Chile's army said strong waves on General Carrerra Lake caused the kayaks to capsize. A military patrol boat rescued three of the boaters and a helicopter lifted out the other three. None of the five with Mr. Tompkins was seriously hurt.
"Doug was a passionate advocate for the environment," the North Face said in a statement. "His legacy of conservation will help ensure that there are outdoor spaces to be explored for generations to come."
The Ohio-born Mr. Tompkins began rock climbing before his teen years, after his family moved to New York's Hudson Valley. He later became an active skier and kayaker.
Deciding against college, he spent a couple of years working, rock climbing, and ski racing in Colorado, Europe, and South America.

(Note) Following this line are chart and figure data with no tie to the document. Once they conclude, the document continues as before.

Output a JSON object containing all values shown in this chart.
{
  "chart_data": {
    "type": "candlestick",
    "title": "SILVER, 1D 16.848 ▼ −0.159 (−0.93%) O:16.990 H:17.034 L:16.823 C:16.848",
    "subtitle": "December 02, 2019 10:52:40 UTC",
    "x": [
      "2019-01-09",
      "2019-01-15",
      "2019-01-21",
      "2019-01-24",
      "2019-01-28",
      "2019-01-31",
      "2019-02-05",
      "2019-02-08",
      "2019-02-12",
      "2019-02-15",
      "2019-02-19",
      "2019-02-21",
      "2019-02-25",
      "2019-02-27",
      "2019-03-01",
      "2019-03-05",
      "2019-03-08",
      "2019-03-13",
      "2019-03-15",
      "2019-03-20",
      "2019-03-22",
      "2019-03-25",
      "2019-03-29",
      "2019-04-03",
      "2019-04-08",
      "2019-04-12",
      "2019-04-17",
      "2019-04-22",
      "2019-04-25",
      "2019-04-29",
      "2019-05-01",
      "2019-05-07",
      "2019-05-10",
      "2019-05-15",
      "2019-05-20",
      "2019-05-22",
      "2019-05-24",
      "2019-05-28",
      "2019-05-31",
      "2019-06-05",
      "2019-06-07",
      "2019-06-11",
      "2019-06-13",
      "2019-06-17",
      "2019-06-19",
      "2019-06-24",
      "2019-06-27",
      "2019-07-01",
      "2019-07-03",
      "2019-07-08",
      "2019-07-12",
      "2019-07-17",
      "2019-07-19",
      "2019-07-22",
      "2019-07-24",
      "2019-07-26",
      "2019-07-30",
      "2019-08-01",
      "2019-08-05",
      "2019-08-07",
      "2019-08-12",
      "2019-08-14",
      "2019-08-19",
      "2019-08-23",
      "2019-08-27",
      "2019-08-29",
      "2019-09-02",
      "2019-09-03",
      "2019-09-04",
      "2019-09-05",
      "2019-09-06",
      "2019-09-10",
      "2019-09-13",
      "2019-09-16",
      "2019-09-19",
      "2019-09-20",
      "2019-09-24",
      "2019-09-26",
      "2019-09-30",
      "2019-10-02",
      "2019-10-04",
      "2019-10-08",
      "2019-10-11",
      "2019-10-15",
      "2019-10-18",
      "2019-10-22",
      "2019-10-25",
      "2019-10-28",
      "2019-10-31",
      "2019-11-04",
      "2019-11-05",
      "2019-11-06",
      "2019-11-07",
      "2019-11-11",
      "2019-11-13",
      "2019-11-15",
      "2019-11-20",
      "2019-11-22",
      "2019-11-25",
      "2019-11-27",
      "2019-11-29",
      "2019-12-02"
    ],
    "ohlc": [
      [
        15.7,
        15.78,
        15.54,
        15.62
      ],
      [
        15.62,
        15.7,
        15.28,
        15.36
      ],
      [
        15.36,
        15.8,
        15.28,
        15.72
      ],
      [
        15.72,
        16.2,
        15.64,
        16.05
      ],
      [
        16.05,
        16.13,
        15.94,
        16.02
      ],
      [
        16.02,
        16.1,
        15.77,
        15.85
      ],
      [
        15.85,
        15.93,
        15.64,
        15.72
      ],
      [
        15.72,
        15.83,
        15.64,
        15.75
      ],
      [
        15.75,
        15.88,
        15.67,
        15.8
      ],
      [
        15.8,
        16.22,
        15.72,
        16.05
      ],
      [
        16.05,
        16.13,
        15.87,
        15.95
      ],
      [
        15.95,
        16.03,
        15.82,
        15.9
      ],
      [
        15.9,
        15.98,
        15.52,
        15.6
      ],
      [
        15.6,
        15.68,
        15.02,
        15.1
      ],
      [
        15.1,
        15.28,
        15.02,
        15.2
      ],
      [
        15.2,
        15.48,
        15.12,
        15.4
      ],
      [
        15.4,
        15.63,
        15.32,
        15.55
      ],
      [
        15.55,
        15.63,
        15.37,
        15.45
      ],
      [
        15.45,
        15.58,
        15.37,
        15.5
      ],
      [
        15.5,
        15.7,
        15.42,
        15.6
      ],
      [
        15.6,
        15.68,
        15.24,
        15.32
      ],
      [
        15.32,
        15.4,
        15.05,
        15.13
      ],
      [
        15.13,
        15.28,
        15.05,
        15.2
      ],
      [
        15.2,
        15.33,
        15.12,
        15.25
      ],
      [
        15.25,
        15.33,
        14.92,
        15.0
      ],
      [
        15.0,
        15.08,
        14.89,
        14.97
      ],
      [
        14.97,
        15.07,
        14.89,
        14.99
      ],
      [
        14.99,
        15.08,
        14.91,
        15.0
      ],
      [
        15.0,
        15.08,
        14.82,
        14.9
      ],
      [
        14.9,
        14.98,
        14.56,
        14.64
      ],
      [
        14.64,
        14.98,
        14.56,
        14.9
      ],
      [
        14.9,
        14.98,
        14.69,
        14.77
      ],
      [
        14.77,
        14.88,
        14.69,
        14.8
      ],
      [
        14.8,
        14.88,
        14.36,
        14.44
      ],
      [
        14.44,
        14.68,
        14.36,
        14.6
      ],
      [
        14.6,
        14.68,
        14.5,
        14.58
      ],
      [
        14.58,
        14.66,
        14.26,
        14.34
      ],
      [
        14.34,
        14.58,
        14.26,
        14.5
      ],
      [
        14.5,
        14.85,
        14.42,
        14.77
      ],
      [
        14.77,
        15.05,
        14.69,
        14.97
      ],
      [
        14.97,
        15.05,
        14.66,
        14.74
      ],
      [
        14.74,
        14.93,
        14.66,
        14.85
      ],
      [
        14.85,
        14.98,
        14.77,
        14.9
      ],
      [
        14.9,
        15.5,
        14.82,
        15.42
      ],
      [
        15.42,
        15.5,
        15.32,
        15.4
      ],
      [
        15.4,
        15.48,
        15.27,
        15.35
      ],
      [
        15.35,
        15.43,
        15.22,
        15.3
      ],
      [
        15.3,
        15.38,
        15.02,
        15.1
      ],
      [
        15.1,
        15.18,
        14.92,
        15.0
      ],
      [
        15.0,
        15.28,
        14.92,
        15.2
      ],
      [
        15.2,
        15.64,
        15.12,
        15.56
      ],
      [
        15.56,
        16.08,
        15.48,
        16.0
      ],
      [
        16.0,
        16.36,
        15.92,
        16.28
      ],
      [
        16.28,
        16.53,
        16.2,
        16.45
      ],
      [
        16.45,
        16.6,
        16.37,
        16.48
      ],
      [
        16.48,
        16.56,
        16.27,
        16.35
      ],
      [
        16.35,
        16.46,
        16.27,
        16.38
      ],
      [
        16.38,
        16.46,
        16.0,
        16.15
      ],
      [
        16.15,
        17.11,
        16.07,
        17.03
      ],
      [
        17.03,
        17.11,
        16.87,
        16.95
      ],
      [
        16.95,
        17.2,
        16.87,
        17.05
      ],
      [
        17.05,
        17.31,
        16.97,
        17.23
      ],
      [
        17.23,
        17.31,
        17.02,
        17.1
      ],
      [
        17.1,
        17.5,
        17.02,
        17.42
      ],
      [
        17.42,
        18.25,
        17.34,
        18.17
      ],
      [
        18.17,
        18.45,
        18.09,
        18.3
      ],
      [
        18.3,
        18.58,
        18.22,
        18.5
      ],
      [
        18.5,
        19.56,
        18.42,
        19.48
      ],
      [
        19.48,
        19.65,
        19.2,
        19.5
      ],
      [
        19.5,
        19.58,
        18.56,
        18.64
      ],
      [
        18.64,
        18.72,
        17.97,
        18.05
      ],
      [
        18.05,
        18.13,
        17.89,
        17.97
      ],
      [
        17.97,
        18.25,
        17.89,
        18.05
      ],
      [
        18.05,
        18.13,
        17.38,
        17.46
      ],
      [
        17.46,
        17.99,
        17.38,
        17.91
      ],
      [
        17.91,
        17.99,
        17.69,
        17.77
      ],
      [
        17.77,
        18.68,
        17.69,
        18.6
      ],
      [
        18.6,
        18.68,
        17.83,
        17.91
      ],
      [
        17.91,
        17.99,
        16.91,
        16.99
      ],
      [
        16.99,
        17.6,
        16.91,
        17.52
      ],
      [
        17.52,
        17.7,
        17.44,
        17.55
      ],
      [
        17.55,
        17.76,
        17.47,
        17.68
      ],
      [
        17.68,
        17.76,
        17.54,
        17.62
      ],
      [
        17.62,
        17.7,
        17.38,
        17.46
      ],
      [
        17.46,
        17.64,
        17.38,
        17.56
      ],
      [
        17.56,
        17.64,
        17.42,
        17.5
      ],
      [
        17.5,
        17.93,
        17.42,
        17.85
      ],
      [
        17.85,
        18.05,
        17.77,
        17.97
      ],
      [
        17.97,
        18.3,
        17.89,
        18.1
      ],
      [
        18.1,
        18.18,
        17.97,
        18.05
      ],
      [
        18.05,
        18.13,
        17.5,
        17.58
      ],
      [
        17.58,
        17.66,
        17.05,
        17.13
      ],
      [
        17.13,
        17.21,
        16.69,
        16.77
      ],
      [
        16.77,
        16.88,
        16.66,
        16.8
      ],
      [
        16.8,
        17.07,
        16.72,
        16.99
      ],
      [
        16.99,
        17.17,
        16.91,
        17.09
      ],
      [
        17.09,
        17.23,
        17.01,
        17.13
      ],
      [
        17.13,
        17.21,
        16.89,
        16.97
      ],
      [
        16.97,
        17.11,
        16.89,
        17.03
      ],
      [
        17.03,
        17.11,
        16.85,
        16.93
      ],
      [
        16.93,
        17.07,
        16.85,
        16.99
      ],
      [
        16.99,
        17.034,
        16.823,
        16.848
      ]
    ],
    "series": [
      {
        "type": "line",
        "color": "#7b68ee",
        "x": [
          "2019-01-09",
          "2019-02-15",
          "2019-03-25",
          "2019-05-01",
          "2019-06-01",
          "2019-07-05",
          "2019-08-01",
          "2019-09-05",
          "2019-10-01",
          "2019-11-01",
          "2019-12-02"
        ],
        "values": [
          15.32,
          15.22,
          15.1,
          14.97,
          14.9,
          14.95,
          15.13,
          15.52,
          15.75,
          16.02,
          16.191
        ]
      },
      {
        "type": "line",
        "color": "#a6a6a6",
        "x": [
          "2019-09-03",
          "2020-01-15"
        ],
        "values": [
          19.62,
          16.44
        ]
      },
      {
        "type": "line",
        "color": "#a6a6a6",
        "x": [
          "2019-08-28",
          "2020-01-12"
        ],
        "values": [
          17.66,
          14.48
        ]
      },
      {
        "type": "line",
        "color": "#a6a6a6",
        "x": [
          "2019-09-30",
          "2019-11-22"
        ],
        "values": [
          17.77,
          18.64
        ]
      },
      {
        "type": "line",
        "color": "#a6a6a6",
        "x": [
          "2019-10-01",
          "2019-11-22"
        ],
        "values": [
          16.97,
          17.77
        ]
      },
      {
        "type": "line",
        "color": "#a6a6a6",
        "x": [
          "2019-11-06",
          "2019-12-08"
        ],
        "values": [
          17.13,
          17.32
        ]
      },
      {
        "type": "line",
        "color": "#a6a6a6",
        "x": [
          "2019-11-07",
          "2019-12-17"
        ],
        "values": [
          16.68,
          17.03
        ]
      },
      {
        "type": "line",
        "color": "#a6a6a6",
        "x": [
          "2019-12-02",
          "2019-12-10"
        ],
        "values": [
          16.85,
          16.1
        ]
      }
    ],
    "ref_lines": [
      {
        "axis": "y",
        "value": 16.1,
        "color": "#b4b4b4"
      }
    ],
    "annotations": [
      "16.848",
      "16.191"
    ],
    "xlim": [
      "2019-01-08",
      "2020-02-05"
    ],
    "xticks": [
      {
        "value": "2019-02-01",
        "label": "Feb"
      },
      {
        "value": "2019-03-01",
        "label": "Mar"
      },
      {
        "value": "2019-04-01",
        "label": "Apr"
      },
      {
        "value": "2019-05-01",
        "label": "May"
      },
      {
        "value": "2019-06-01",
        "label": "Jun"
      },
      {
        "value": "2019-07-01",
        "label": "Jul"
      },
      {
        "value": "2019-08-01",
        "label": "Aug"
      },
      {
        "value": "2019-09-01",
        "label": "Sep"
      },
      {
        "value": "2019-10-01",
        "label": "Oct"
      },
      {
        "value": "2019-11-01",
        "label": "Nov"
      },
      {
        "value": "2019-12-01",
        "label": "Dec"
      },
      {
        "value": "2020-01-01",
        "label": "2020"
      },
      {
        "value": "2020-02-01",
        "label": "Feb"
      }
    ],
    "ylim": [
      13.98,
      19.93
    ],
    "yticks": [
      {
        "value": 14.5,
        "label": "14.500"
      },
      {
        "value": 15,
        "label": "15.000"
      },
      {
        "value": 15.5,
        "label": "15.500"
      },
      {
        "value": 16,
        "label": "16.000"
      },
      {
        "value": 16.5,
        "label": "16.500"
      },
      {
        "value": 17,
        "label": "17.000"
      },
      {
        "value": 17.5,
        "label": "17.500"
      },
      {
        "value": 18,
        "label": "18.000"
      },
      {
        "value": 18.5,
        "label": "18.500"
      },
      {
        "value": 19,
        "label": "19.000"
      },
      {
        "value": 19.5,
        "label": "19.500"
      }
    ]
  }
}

In the mid-1960s, he became one of the founders of the North Face, a small ski and backpacking retail operation in San Francisco under the mantra "Never Stop Exploring."
The brand has become ubiquitous in the United States, as likely to be seen on New York subways as on Colorado ski slopes. He founded the Esprit clothing company with his first wife, Susie Tompkins Buell.
After retiring in 1989, he was active in conservation and environmentalism. Mr. Tompkins, who had lived in Chile since 1990, used much of his fortune to buy hundreds of thousands of acres in Patagonia, a sparsely populated region of untamed rivers and other natural beauty that straddles southern Chile and Argentina.
In one of his final interviews, Mr. Tompkins, who is survived by wife Kris and two daughters, was asked how he would like to be remembered. "By this," he said, referring to the preserved lands around him, in an interview with Chile's Paula magazine, published last month.
"I prefer it to a statue. People are going to walk over these lands. Don't you think it's nicer than a grave?"